De gematigde sociaal-demokratische leider Peyer gaat echter nu voor het eerst wel een flinke stap verder dan Kállay en hij valt op een aantal punten de regering ook aan. Hij pleit openlijk voor een einde van de oorlog en voor landhervormingen en ook levert hij kritiek op de wijze waarop land aan Joden is ontnomen en aan anderen, m.n. hooggeplaatste ambtenaren en hun familieleden, maar niet aan b.v. landarbeiders, is gegeven! In feite distantieert hij zich nu voor het eerst openlijk van het het regime en van het beleid van Kállay.
"Men wil ons [van Duitse kant] doen geloven dat deze oorlog een ideologische strijd is tegen het bolsjewisme, maar een Hongaar begrijpt niet dat b.v. de Duitse minister van buitenlandse zaken Von Ribbentrop al lang vóór Eden in Moskou is geweest, en hier een verdrag sloot met de bolsjewieken", alus Peyer….

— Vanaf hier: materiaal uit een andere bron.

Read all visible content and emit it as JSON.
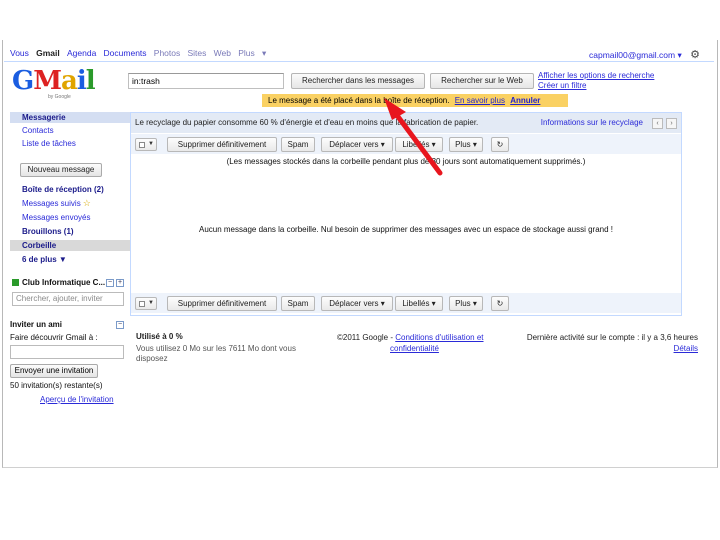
{
  "topnav": {
    "items": [
      "Vous",
      "Gmail",
      "Agenda",
      "Documents",
      "Photos",
      "Sites",
      "Web",
      "Plus",
      "▾"
    ],
    "account": "capmail00@gmail.com ▾",
    "gear": "⚙"
  },
  "logo": {
    "g": "G",
    "m": "M",
    "a": "a",
    "i": "i",
    "l": "l",
    "sub": "by Google"
  },
  "search": {
    "value": "in:trash",
    "mail_button": "Rechercher dans les messages",
    "web_button": "Rechercher sur le Web",
    "link_options": "Afficher les options de recherche",
    "link_filter": "Créer un filtre"
  },
  "notice": {
    "text": "Le message a été placé dans la boîte de réception.",
    "learn_more": "En savoir plus",
    "undo": "Annuler"
  },
  "sidebar": {
    "items": [
      {
        "label": "Messagerie"
      },
      {
        "label": "Contacts"
      },
      {
        "label": "Liste de tâches"
      }
    ],
    "compose": "Nouveau message",
    "folders": [
      {
        "label": "Boîte de réception (2)"
      },
      {
        "label": "Messages suivis"
      },
      {
        "label": "Messages envoyés"
      },
      {
        "label": "Brouillons (1)"
      },
      {
        "label": "Corbeille"
      },
      {
        "label": "6 de plus ▼"
      }
    ],
    "chat_title": "Club Informatique C...",
    "chat_search": "Chercher, ajouter, inviter",
    "invite_title": "Inviter un ami",
    "invite_text": "Faire découvrir Gmail à :",
    "invite_button": "Envoyer une invitation",
    "invite_remaining": "50 invitation(s) restante(s)",
    "invite_preview": "Aperçu de l'invitation"
  },
  "main": {
    "info_text": "Le recyclage du papier consomme 60 % d'énergie et d'eau en moins que la fabrication de papier.",
    "info_link": "Informations sur le recyclage",
    "toolbar": {
      "delete": "Supprimer définitivement",
      "spam": "Spam",
      "move": "Déplacer vers ▾",
      "labels": "Libellés ▾",
      "more": "Plus ▾",
      "refresh": "↻"
    },
    "trash_note": "(Les messages stockés dans la corbeille pendant plus de 30 jours sont automatiquement supprimés.)",
    "empty_msg": "Aucun message dans la corbeille. Nul besoin de supprimer des messages avec un espace de stockage aussi grand !"
  },
  "footer": {
    "usage": "Utilisé à 0 %",
    "usage_detail1": "Vous utilisez 0 Mo sur les 7611 Mo dont vous",
    "usage_detail2": "disposez",
    "copyright": "©2011 Google -",
    "terms": "Conditions d'utilisation et",
    "privacy": "confidentialité",
    "activity": "Dernière activité sur le compte : il y a 3,6 heures",
    "details": "Détails"
  },
  "colors": {
    "accent": "#2a2ad8",
    "notice_bg": "#fad163",
    "arrow": "#e8161e"
  }
}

Men wil ons ook doen geloven, aldus de Hongaarse sociaal-demokratische leider in het parlement, dat wij onze grenzen moeten verdedigen 1000 mijlen van onze eigen grenzen verwijderd... Ik ben het daarmee niet eens [want] wij hebben geen territoriale eisen ten aanzien van onze vijanden, maar alleen ten aanzien van onze bondgenoten, de Roemenen, de Slowaken en de Duitsers... Wij hebben met deze oorlog niets te maken... De regering zei ons dat het "eeuwige verdrag" met Joegoslavië [december 1940] niet meer gold omdat Joegoslavië ophield te bestaan [maart/april 1941], maar waarom handelt ze dan niet op dezelfde manier nu het Drie- mogendhedenpakt is verbroken, nu Italië [juli 1943] de As heeft verlaten?
Één hart, één wil, Vooruit naar de Overwinning!
Ik ben tegen de huidige oorlog, al vanaf het begin... de regering offert slecht uitgeruste troepen op... Wij willen vrede, demokratie en de liquidatie van het huidige regime", aldus verklaart de sociaal-demokratische oppositieleider openlijk in het Hongaarse parlement eind 1943 maar deze laatste opmerkingen betekenen wel dat zijn parlementaire onschendbaarheid wordt opgeheven en dat hij door een militaire rechtbank wordt veroordeeld wegens "hoogverraad". [Pálóczi-Horváth, 142].
Ook andere parlementsleden van de demokratische, zgn. linkse oppositie vallen de regering aan vanwege haar halfslachtige beleid. De sociaal-demokraat Géza Malasits zegt op 12 november b.v. dat Hongarije niet door Stalin en de Sovjets wordt bedreigd, maar veeleer door andere grote mogendheden [Duitsland!] en op 23 november 1943 verklaart hij openlijk dat de sociaal-demokraten trouw blijven aan de vrijheid, de onafhankelijkheid en het recht van het Hongaarse volk om vrij over haar eigen lot te beschikken. We willen, aldus Malasits, geen vazallen van enig ander volk zijn! [Boldizsár, 53].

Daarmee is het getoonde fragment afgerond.